The novel is about Wade Whitehouse who is resents his poverty, resents not being able to see his daughter who lives with his ex-wife. He has a poor equation with his boss; he hates the cold as he has to be out with the snow plough in the North Hampshire winter. He is depressed and aimless. He wishes to wipe away all his miseries in one stroke and begin afresh with his daughter but he does not know where to start. It is Wade’s brother Rolfe who tells the story of Wade and his descent into paranoia and confusion. Rolfe himself has no contact with his daughter and battles his own demons.

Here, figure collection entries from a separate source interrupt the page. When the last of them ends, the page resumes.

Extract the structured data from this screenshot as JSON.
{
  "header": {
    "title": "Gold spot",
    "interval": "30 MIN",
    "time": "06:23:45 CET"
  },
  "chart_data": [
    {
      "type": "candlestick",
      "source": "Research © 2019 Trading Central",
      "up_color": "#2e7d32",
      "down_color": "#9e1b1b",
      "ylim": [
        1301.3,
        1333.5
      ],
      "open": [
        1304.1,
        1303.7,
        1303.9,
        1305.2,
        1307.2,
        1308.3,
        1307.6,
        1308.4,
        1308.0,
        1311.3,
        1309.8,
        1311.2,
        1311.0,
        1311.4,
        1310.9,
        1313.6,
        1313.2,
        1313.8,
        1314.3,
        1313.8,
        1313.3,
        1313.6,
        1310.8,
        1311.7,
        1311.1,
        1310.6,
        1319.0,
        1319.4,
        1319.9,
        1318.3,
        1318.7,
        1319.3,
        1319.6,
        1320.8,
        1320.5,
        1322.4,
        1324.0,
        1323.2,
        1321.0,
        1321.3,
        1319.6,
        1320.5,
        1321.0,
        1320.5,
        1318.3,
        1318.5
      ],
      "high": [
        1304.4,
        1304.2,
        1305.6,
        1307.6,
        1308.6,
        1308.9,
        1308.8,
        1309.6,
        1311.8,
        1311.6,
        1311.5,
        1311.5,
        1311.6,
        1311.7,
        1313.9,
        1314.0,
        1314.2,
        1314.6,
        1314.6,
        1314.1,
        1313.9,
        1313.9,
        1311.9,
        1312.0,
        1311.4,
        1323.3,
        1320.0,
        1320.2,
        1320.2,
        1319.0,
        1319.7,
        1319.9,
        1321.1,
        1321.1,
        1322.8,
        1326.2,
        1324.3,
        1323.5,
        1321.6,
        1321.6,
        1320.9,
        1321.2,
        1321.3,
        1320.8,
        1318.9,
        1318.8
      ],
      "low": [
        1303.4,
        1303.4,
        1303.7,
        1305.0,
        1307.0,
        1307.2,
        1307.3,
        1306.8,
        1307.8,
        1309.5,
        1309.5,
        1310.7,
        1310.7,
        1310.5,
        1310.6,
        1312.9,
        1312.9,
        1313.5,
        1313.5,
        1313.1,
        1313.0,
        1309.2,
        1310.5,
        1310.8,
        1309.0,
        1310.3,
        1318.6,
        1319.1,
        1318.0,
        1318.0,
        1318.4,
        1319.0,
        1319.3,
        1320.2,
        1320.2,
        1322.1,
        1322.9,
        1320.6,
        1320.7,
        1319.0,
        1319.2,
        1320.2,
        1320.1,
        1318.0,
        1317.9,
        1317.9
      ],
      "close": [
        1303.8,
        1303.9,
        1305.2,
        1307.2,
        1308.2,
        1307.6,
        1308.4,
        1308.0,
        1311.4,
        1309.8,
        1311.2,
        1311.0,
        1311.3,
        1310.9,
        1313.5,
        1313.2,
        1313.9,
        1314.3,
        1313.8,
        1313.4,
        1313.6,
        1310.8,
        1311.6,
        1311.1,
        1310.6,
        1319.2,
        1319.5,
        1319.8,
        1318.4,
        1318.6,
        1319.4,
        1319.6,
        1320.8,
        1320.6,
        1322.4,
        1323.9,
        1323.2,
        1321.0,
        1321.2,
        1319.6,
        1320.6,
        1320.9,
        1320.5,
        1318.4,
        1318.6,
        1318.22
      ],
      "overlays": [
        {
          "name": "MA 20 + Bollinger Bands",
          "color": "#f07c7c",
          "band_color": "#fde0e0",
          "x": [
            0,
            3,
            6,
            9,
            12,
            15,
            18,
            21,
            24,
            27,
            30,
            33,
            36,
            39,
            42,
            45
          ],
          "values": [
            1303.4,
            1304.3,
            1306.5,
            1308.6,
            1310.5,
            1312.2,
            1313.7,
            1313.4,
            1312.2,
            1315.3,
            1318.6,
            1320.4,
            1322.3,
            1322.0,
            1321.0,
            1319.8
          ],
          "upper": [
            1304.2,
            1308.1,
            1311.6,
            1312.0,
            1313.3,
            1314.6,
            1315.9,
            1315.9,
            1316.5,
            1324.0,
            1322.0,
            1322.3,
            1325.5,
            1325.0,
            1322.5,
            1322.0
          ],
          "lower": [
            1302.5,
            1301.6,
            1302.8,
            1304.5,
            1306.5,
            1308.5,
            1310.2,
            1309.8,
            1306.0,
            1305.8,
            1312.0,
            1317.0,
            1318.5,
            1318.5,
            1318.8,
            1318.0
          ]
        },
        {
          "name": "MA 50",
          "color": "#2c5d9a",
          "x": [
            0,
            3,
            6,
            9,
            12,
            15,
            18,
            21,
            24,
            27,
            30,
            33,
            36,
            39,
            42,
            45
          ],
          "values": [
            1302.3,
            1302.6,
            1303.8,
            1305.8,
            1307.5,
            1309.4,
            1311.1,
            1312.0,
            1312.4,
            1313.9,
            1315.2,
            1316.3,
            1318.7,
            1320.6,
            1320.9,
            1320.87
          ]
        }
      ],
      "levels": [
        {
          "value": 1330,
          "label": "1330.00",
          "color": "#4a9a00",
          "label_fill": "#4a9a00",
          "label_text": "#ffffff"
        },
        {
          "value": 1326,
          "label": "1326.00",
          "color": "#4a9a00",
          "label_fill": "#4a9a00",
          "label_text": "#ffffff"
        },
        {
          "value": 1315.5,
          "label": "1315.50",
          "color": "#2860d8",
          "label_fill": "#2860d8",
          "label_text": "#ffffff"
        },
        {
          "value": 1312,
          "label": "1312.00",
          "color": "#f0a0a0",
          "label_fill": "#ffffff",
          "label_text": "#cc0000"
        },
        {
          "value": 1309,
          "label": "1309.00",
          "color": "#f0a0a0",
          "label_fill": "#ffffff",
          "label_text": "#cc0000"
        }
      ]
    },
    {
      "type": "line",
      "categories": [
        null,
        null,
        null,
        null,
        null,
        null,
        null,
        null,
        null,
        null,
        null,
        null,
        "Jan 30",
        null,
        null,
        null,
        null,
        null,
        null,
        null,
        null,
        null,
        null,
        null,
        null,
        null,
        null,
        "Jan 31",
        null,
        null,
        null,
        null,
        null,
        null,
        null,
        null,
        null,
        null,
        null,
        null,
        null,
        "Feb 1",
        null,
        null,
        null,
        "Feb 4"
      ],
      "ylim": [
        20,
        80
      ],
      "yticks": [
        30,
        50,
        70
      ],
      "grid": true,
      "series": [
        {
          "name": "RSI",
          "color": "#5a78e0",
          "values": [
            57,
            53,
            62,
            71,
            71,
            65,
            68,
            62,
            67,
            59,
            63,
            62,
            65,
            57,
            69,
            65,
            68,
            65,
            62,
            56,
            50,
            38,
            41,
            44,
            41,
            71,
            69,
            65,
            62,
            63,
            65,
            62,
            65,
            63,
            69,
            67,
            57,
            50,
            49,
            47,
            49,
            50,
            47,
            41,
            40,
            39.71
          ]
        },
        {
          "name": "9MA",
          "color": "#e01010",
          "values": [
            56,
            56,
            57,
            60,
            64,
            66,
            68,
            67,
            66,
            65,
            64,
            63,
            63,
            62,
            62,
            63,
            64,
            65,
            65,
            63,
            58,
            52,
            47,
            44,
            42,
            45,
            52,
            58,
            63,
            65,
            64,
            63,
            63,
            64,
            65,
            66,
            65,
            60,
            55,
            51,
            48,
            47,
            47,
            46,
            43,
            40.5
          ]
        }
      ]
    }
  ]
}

The paranoia that haunts Wade finds expression in his pursuit of the case in which a rich man named is found dead apparently shot by his own gun in misadventure. But Wade is convinced that Twombley was killed by Jack Hewitt, his guide. Hewitt later dies by his hand. Wade is declared fugitive. There are reports that he may have escaped to Canada. Since he has no money on him, Rolfe believes that he will die soon of hunger and exposure.
The cold and snow are a metaphor for Wade’s isolation from his family and society. Banks tries to understand what makes people like Wade, Banks’s father and his grandfather behave the way they do.
I was always careful around Pop. I was a careful child. And I’m a careful adult. But at least I was never afflicted with that man’s anger.
That’s what you think.
Rolfe’s words are spoken with a touch of smugness. They are self congratulatory in tone. He seems
to suggest that Wade became the target of his father’s rage due to his carelessness.
- Not a goddamn one of you is worth a hair on that good woman’s head!
It is Glenn Whitehouse who speaks these words soon after his wife is found stone cold dead in her room. All her married life, she had been battered and bruised by her husband. Now that she is dead probably killed by his indifference to her health, he speaks of her worth.
- ”His story is my ghost life,” Rolfe says, ”and I want to exorcise it.”
It is through Rolfe’s words that we learn of Wade’s life and the demons that pursue him. Rolfe is not far removed from the same circumstances. He too is estranged from his daughter who seems to hate him with fury. Rolfe seems to carry Wade’s story like a canker that needs to be removed and recounting it seems to be the best way.